The U.S. and Mexico, we don’t get along so well sometimes. Sure, we share affinities for each others’ food and sometimes music, but then we have to go and do stuff like SB1070 or try to play soccer and that just doesn’t go well.
In my opinion, every US/Mexico match is appointment television, especially those taking place south of the border. The atmosphere is amazing and the tension and animosity are very real.
The cyclical nature of the rivalry is an interesting aspect, as different generations of player development are constantly in flux giving one team or the other an advantage for a couple years. Especially after last week’s Olympic gold for Mexico (a tournament the US failed to qualify for), it is no longer a secret that we are in a period of transition for the USA and a swelling of talent and confidence for Mexico.

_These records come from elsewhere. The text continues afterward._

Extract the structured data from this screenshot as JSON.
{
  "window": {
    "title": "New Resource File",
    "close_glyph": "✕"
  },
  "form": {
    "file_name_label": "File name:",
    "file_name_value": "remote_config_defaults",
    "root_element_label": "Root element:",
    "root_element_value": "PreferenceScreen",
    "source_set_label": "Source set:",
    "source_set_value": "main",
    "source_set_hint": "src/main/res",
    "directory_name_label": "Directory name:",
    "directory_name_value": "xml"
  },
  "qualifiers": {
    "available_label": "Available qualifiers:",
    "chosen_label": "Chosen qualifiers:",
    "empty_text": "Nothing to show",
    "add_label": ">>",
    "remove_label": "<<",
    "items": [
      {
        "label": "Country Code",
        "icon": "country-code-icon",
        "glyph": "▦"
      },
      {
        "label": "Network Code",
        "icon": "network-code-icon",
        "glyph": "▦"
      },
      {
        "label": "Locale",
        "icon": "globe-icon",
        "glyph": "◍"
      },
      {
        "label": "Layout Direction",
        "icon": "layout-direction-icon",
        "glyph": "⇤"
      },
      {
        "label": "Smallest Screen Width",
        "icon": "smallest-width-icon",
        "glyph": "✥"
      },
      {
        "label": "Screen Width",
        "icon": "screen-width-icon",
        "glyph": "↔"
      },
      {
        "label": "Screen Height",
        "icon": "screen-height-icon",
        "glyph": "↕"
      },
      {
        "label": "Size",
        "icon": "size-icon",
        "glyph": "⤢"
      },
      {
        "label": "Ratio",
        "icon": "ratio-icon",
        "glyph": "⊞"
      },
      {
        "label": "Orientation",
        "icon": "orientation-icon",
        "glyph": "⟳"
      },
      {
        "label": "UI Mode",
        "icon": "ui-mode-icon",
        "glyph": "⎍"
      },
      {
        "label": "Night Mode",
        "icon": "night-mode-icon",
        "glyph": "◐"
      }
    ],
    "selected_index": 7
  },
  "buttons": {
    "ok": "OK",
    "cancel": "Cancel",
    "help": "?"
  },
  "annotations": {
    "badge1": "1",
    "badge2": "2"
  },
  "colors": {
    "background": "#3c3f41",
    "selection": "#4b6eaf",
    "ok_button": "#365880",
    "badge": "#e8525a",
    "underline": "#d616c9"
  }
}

This international match date makes almost no sense due to its timing in the middle of the MLS season and the start of European seasons. Mexico is riding high and Estadio Azteca, a house of horrors where the US has never won, will surely be even more riotous than usual. (UPDATE: Azteca appears far from full, when they disagree, still sounds like the Mexican fans are in great voice. We’ll see about projectiles once the US has a corner.) With a USA squad that is largely inexperienced and missing some main cogs, it could be a recipe for a lopsided result. The USA needs to come away with something positive from this game even if it isn’t a win; the experience of playing a rivalry match in Azteca should be valuable to the younger players.
With a little under an hour to kick off in the least of friendlies, here are three good pieces to get you prepared. Two of them (from two of the best writers in the business) deal with the current gap between the two teams and what it means for the USA. The third is a solid preview from my favorite US soccer blog, The Shin Guardian.
— Jeff Carslile for ESPN.com, Can the U.S. close gap with Mexico?:
There is no more sobering experience for a team than to be left in its archrival’s wake. The entire concept of bragging rights almost ceases to exist. Where there was once confidence, there is nagging self-doubt. Yet that is the situation facing the U.S. men’s national soccer team at present as it relates to longtime adversary Mexico.”
— Grant Wahl for SI.com, The rise of Mexican soccer is a positive for the United States:
MEXICO CITY — I’m going to say something that may bother you: The rise of Mexican soccer is only a good thing for the United States. That’s not to say it’s easy right now if you’re a fan of the U.S. men’s soccer team. In fact, it’s probably painful, a sharp and enduring ache that feels like a punch to the gut.”